しかし、お金さえあれば、東京でも、大阪でも、不動産を買う条件は基本的に一律だ。その都市に住んでいなくても、誰でも平等に不動産を買うことができる。

だが、中国では、出身地(戸籍)などによって、不動産を買うお金があるのに、買うことができないという理不尽な問題が存在する。この点については後述するが、背景にあるのは「階層」の存在だ。

どの「階層」の親に生まれたかで人生が決まる

日本の福島第一原発から処理水が海洋放出された際、中国から日本に嫌がらせ電話をかけてきた人が大勢いて、日本人の対中感情は悪化したが、そうした行為を「中国人の恥だ」と冷ややかに受け止めている人々や、自ら寿司店に足を運んだ人々も大勢いた。

現に、9月最初の週末、上海にオープンしたばかりの「くら寿司」には大行列ができて賑わっていたというし、福島県の「会津ラーメン」を扱う店には「中国人が迷惑をかけて申し訳ない」という電話もかかってきた。

日本人の目には不思議に映るかもしれないが、これは巨大な国に、あまりにも「階層」やレベルが異なる人々が一緒に住んでいるからだ。「階層」は経済的な問題だけでなく、出身地、戸籍、学歴、情報格差など、あらゆることを含む。
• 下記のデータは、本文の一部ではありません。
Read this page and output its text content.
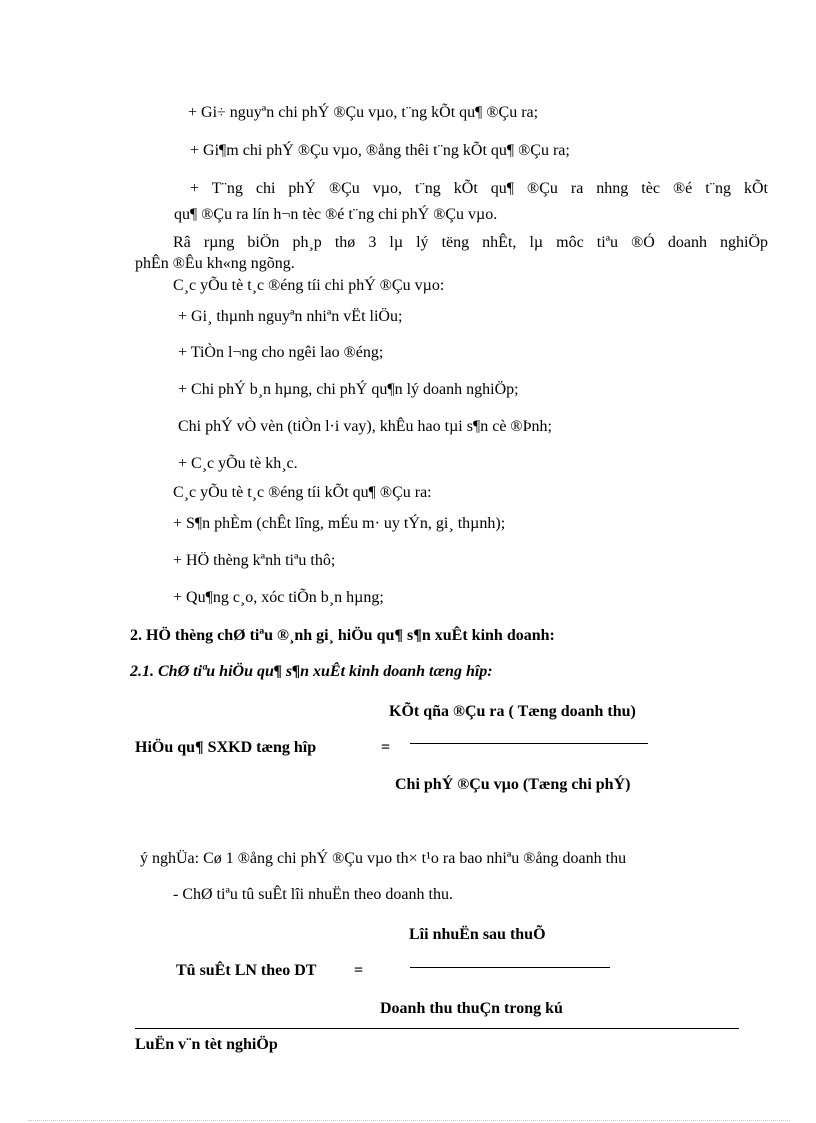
+ Gi÷ nguyªn chi phÝ ®Çu vµo, t¨ng kÕt qu¶ ®Çu ra;
+ Gi¶m chi phÝ ®Çu vµo, ®ång thêi t¨ng kÕt qu¶ ®Çu ra;
+ T¨ng chi phÝ ®Çu vµo, t¨ng kÕt qu¶ ®Çu ra nhng tèc ®é t¨ng kÕt
qu¶ ®Çu ra lín h¬n tèc ®é t¨ng chi phÝ ®Çu vµo.
Râ rµng biÖn ph¸p thø 3 lµ lý tëng nhÊt, lµ môc tiªu ®Ó doanh nghiÖp
phÊn ®Êu kh«ng ngõng.
C¸c yÕu tè t¸c ®éng tíi chi phÝ ®Çu vµo:
+ Gi¸ thµnh nguyªn nhiªn vËt liÖu;
+ TiÒn l¬ng cho ngêi lao ®éng;
+ Chi phÝ b¸n hµng, chi phÝ qu¶n lý doanh nghiÖp;
Chi phÝ vÒ vèn (tiÒn l·i vay), khÊu hao tµi s¶n cè ®Þnh;
+ C¸c yÕu tè kh¸c.
C¸c yÕu tè t¸c ®éng tíi kÕt qu¶ ®Çu ra:
+ S¶n phÈm (chÊt lîng, mÉu m· uy tÝn, gi¸ thµnh);
+ HÖ thèng kªnh tiªu thô;
+ Qu¶ng c¸o, xóc tiÕn b¸n hµng;
2. HÖ thèng chØ tiªu ®¸nh gi¸ hiÖu qu¶ s¶n xuÊt kinh doanh:
2.1. ChØ tiªu hiÖu qu¶ s¶n xuÊt kinh doanh tæng hîp:
KÕt qña ®Çu ra ( Tæng doanh thu)
HiÖu qu¶ SXKD tæng hîp	=
Chi phÝ ®Çu vµo (Tæng chi phÝ)
ý nghÜa: Cø 1 ®ång chi phÝ ®Çu vµo th× t¹o ra bao nhiªu ®ång doanh thu
- ChØ tiªu tû suÊt lîi nhuËn theo doanh thu.
Lîi nhuËn sau thuÕ
Tû suÊt LN theo DT =
Doanh thu thuÇn trong kú
LuËn v¨n tèt nghiÖp
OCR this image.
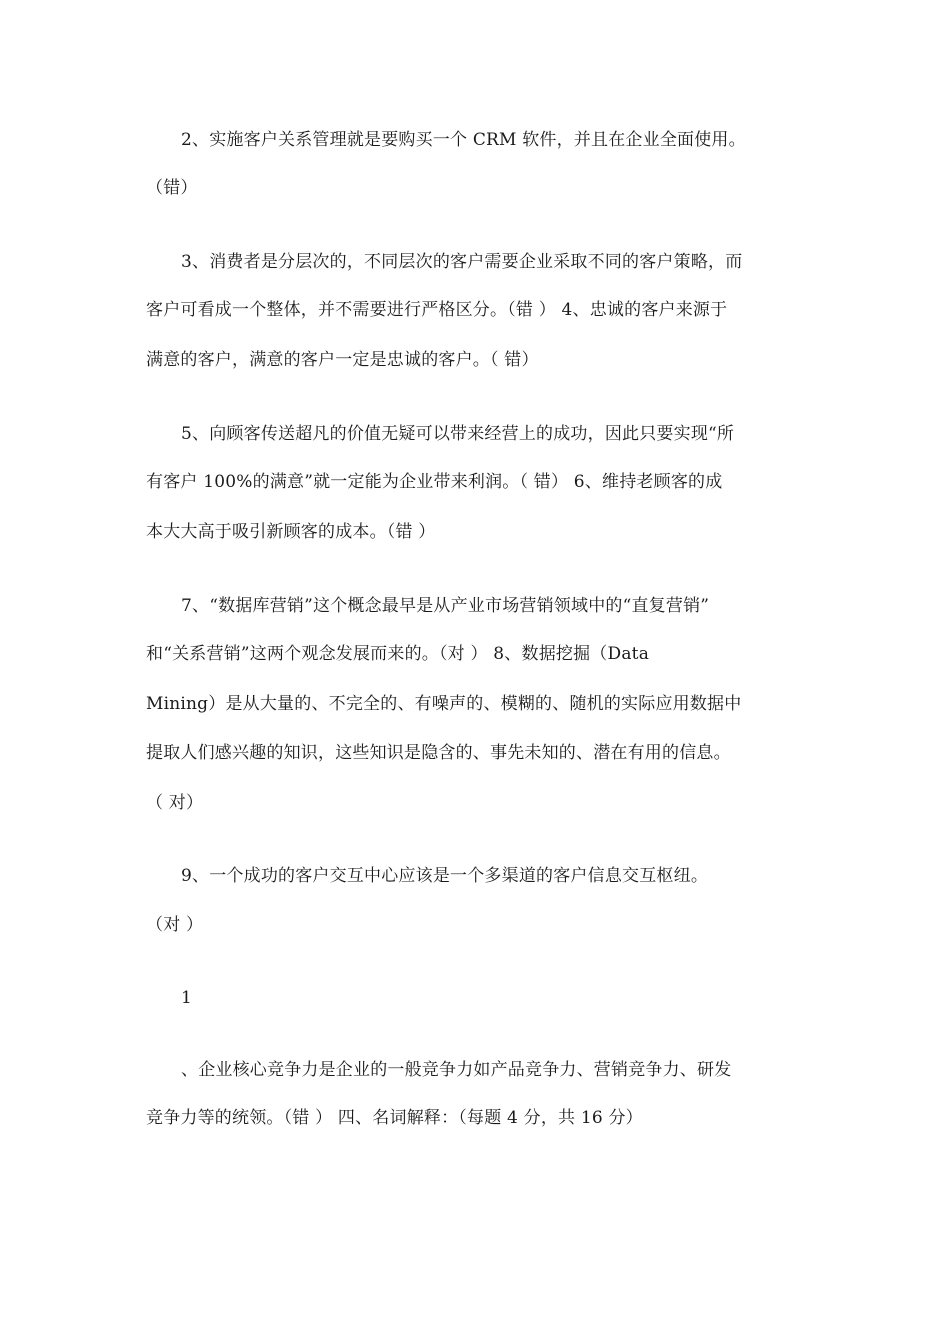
2、实施客户关系管理就是要购买一个 CRM 软件，并且在企业全面使用。
（错）
3、消费者是分层次的，不同层次的客户需要企业采取不同的客户策略，而
客户可看成一个整体，并不需要进行严格区分。（错 ） 4、忠诚的客户来源于
满意的客户，满意的客户一定是忠诚的客户。（ 错）
5、向顾客传送超凡的价值无疑可以带来经营上的成功，因此只要实现“所
有客户 100%的满意”就一定能为企业带来利润。（ 错） 6、维持老顾客的成
本大大高于吸引新顾客的成本。（错 ）
7、“数据库营销”这个概念最早是从产业市场营销领域中的“直复营销”
和“关系营销”这两个观念发展而来的。（对 ） 8、数据挖掘（Data
Mining）是从大量的、不完全的、有噪声的、模糊的、随机的实际应用数据中
提取人们感兴趣的知识，这些知识是隐含的、事先未知的、潜在有用的信息。
（ 对）
9、一个成功的客户交互中心应该是一个多渠道的客户信息交互枢纽。
（对 ）
1
、企业核心竞争力是企业的一般竞争力如产品竞争力、营销竞争力、研发
竞争力等的统领。（错 ） 四、名词解释：（每题 4 分，共 16 分）
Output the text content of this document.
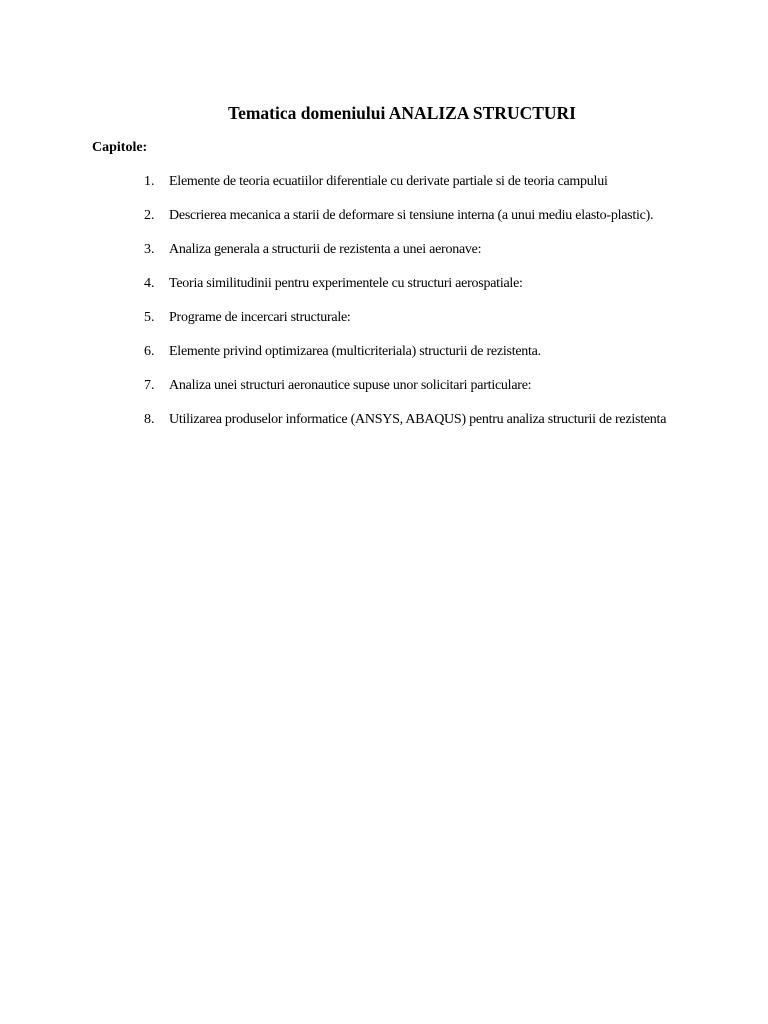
Tematica domeniului ANALIZA STRUCTURI

Capitole:

1.	Elemente de teoria ecuatiilor diferentiale cu derivate partiale si de teoria campului
2.	Descrierea mecanica a starii de deformare si tensiune interna (a unui mediu elasto-plastic).
3.	Analiza generala a structurii de rezistenta a unei aeronave:
4.	Teoria similitudinii pentru experimentele cu structuri aerospatiale:
5.	Programe de incercari structurale:
6.	Elemente privind optimizarea (multicriteriala) structurii de rezistenta.
7.	Analiza unei structuri aeronautice supuse unor solicitari particulare:
8.	Utilizarea produselor informatice (ANSYS, ABAQUS) pentru analiza structurii de rezistenta
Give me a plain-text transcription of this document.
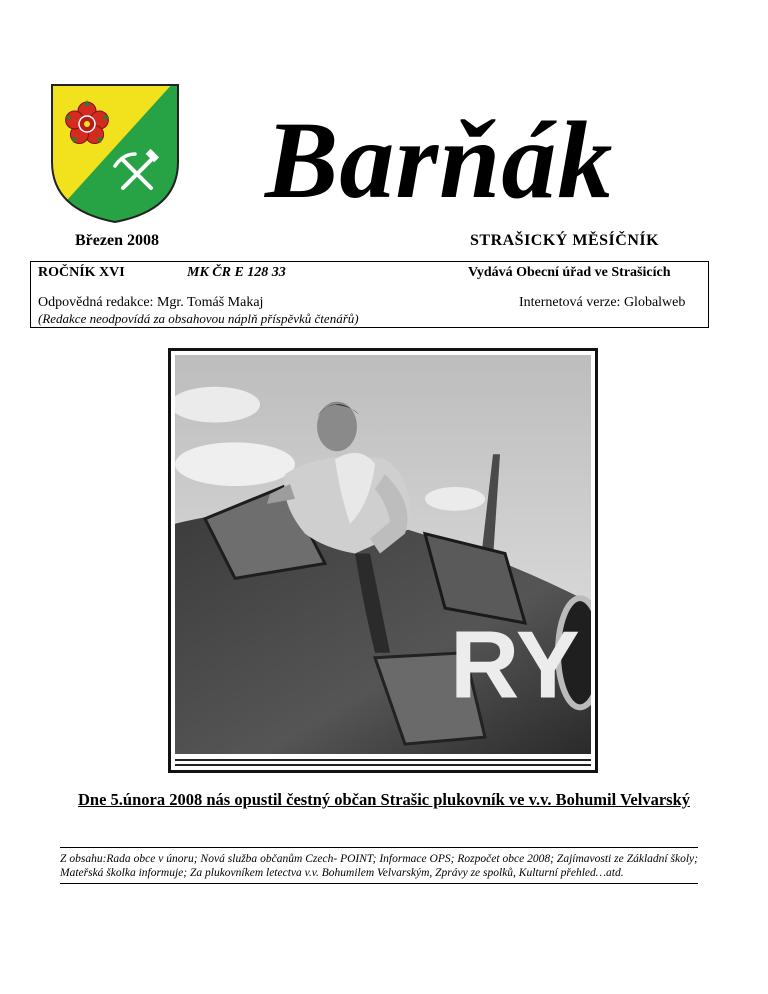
Barňák
Březen 2008	STRAŠICKÝ MĚSÍČNÍK
ROČNÍK XVI	MK ČR E 128 33	Vydává Obecní úřad ve Strašicích
Odpovědná redakce: Mgr. Tomáš Makaj
(Redakce neodpovídá za obsahovou náplň příspěvků čtenářů)
Internetová verze: Globalweb
RY
Dne 5.února 2008 nás opustil čestný občan Strašic plukovník ve v.v. Bohumil Velvarský
Z obsahu:Rada obce v únoru; Nová služba občanům Czech- POINT; Informace OPS; Rozpočet obce 2008; Zajímavosti ze Základní školy; Mateřská školka informuje; Za plukovníkem letectva v.v. Bohumilem Velvarským, Zprávy ze spolků, Kulturní přehled…atd.
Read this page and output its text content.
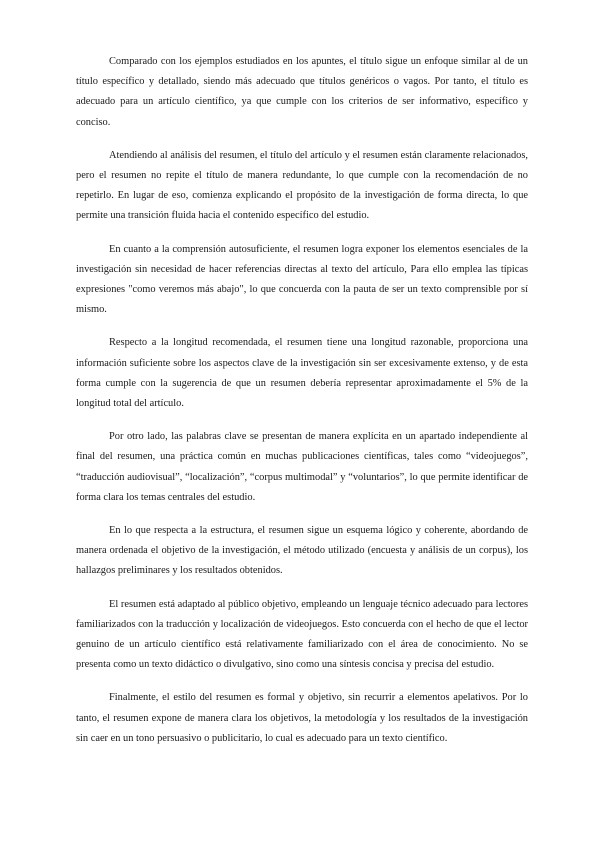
Comparado con los ejemplos estudiados en los apuntes, el título sigue un enfoque similar al de un título específico y detallado, siendo más adecuado que títulos genéricos o vagos. Por tanto, el título es adecuado para un artículo científico, ya que cumple con los criterios de ser informativo, específico y conciso.

Atendiendo al análisis del resumen, el título del artículo y el resumen están claramente relacionados, pero el resumen no repite el título de manera redundante, lo que cumple con la recomendación de no repetirlo. En lugar de eso, comienza explicando el propósito de la investigación de forma directa, lo que permite una transición fluida hacia el contenido específico del estudio.

En cuanto a la comprensión autosuficiente, el resumen logra exponer los elementos esenciales de la investigación sin necesidad de hacer referencias directas al texto del artículo, Para ello emplea las típicas expresiones "como veremos más abajo", lo que concuerda con la pauta de ser un texto comprensible por sí mismo.

Respecto a la longitud recomendada, el resumen tiene una longitud razonable, proporciona una información suficiente sobre los aspectos clave de la investigación sin ser excesivamente extenso, y de esta forma cumple con la sugerencia de que un resumen debería representar aproximadamente el 5% de la longitud total del artículo.

Por otro lado, las palabras clave se presentan de manera explícita en un apartado independiente al final del resumen, una práctica común en muchas publicaciones científicas, tales como “videojuegos”, “traducción audiovisual”, “localización”, “corpus multimodal” y “voluntarios”, lo que permite identificar de forma clara los temas centrales del estudio.

En lo que respecta a la estructura, el resumen sigue un esquema lógico y coherente, abordando de manera ordenada el objetivo de la investigación, el método utilizado (encuesta y análisis de un corpus), los hallazgos preliminares y los resultados obtenidos.

El resumen está adaptado al público objetivo, empleando un lenguaje técnico adecuado para lectores familiarizados con la traducción y localización de videojuegos. Esto concuerda con el hecho de que el lector genuino de un artículo científico está relativamente familiarizado con el área de conocimiento. No se presenta como un texto didáctico o divulgativo, sino como una síntesis concisa y precisa del estudio.

Finalmente, el estilo del resumen es formal y objetivo, sin recurrir a elementos apelativos. Por lo tanto, el resumen expone de manera clara los objetivos, la metodología y los resultados de la investigación sin caer en un tono persuasivo o publicitario, lo cual es adecuado para un texto científico.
もし中国人として生まれたら、どんな階層に生まれたかによって、人生はスタート地点から、大きく異なってしまう。そもそも、どこ出身の、どのような「階層」の親に生まれたかが大きな問題で、その子どもは、自らの努力ではどうしようもないことが多いからだ。

むろん、日本にも「階層」は存在するし、「親ガチャ」という流行語も生まれたが、これも、日本では経済的な要因が大きいだろう。しかし、中国では、前述の通り、出身地、戸籍、学歴などの問題が根底にある。